The world’s first self-driving AI cargo ship completed a 500-mile journey with 99% autonomy, while similar cars on land struggle to achieve much less. Satyen K. Bordoloi looks under the bonnet to tell you why, and when you can expect to buy a fully-autonomous car
In the 2004 film I, Robot, Will Smith abhors robots. After an accident where two cars fall into a river, instead of saving a little girl’s life like he asks the robot to do, its AI brain calculates a higher probability of saving him, so it abandons the girl. His dichotomy: he should love robots for saving him but hates them for the guilt.
This is because Will’s character is emotional and moral. The AI robot’s thinking is fully mathematical and logical. That is the gulf that separates humans and AI and, it seems, never the twain shall meet. But if the world is to see AI reach its full potential or closer home for us to see fully autonomous vehicles in our lifetimes, a bridge must be built between them. It would seem hopeful news comes from an unlikely source: the world of shipping.
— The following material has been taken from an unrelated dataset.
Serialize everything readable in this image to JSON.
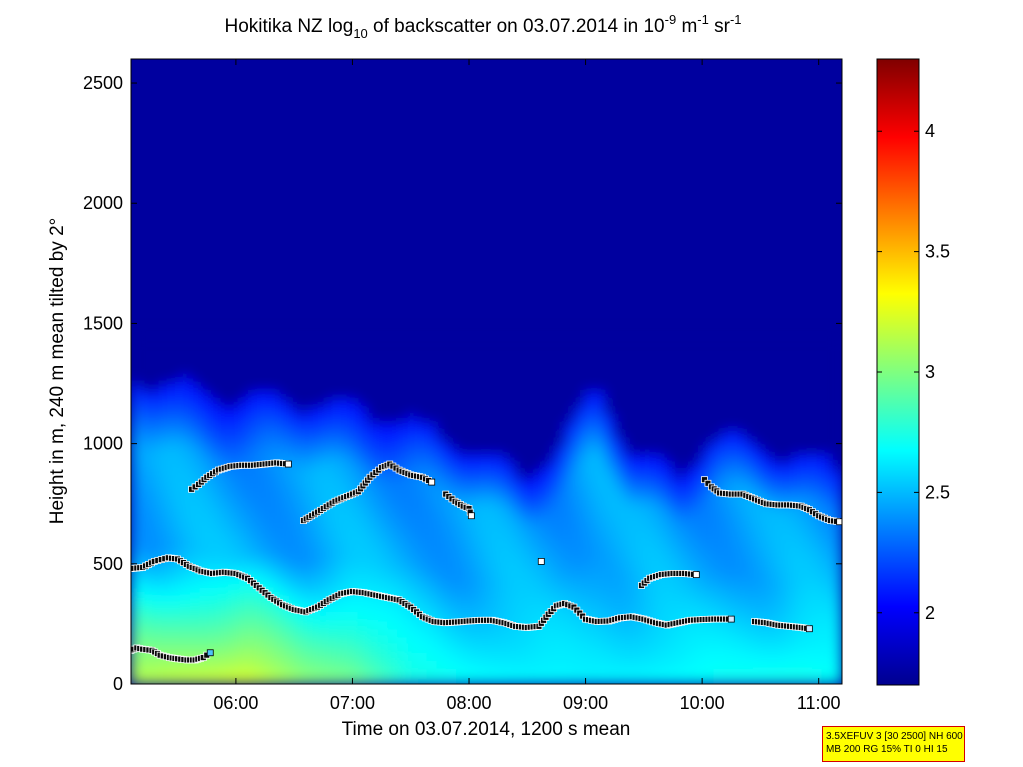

A fully autonomous, 749 gross-ton commercial cargo ship called Suzaka and powered by an Israeli AI firm Orca AI, completed a 491-mile voyage in the congested waters of Tokyo Bay, traveling without human intervention for 99% of the journey. This first-ever feat took 40 hours to complete the 790 kilometers at sea.
According to Orca AI, its safety navigation system provided real-time detection, tracking, classification, and range-detection of everything around it with 18 onboard cameras that combined to provide a 360-degree view night and day. The ship performed 107 collision avoidance manoeuvres without human help and steered clear of 400-500 other vessels on the water.
This is momentous for multiple reasons. This is the first time that any autonomous vehicle has taken such a long journey – both in terms of distance and time. Secondly, it is a company founded only in 2018 by two naval technology experts and in just 4 years seems to have done, what cars have been proclaiming they’ll do for a decade without success.
At the face of it, this seems like news that should revolutionize the self-driving AI industry. If AI can drive a ship with such success, it can drive cars on the roads as well, right? Wrong.
Let’s talk numbers. Orca AI performed 107 collision avoidance manoeuvres and avoided 500 other vessels in its vicinity in 40 hours. On most highways of the world, a car will cross those exact numbers not in 40 hours, but in under 40 minutes. If you were driving on India’s congested, unruly roads, you’d encounter them in less than 10.
The problem with autonomous driving technology isn’t that it’s bad at avoiding traffic. Quite the opposite: it is good and getting better. Problem is that when too many inputs come from too many sources at the same time, the AI not only has to analyse each individually but also look at the multiple interactions possible and their repercussions. Take the three-body problem of classical mechanics. It states that it’s next to impossible to predict the exact position of three bodies relative to each other even if we are aware of their initial position and velocities. An AI in a car, has to deal with not three but 30 different bodies on the highways at the same time, though thankfully moving on a flat surface.
Though there is this misconception that AI copies the human brain, the truth is it only mimics a small portion of how the brain operates. The entire system of e.g., how we deal with the multiple body problems on highways, is still out of reach of our complete understanding. Hence AI scientists have been left to create their own methods for the same, make a core in the AI system that can quickly analyse multiple streams of data and take action based on it.
Atop it is the difficulty of assigning morality to a lot of those choices. Will Smith’s character in I, Robot wanted a child to be saved over himself, but the AI made a mathematically precise decision, which according to Will, wasn’t a morally right one. We encounter such moral dilemmas all the time and somehow make decisions. But how do you train a silicon brain inside a car to judge who to save: a 5-year-old girl or a 75-year-old woman when a collision with either is inevitable. The Trolley problem thought experiment flummoxes even humans. What will AI do in such a situation?
If you calculate in terms of kmph, 791 kms in 40 hours is less than 20 kms per hour. A car on most open, wide highways across the world travels at minimum of four times that speed. Making multiple calculations at 100kmph is completely the opposite of making it at 20kmph.
That is the reason we still do not have fully self-driving cars. Indeed, it is the holy grail for AI that would need a lot of inventions and discoveries in cognitive computing before we crack it. But if we do manage to make a fully autonomous car, it could be the first step in truly figuring out how the human brain works and thus, the first step in going from artificial intelligence, to artificial consciousness.
So, what is the future of the autonomous self-driving AI industry? In the not-so-distant future, fully autonomous ships and airplanes driven by systems like Orca AI would become a reality. Fully autonomous cars in well-controlled and structured roads and environments already are. However, to achieve full automation on many roads of the world would take a long time. Perhaps the day a fully autonomous car drives successfully on the chaotic streets of Bangalore, Bombay, and Banaras, is the day we can truly say that AI has reached its final potential, its singularity.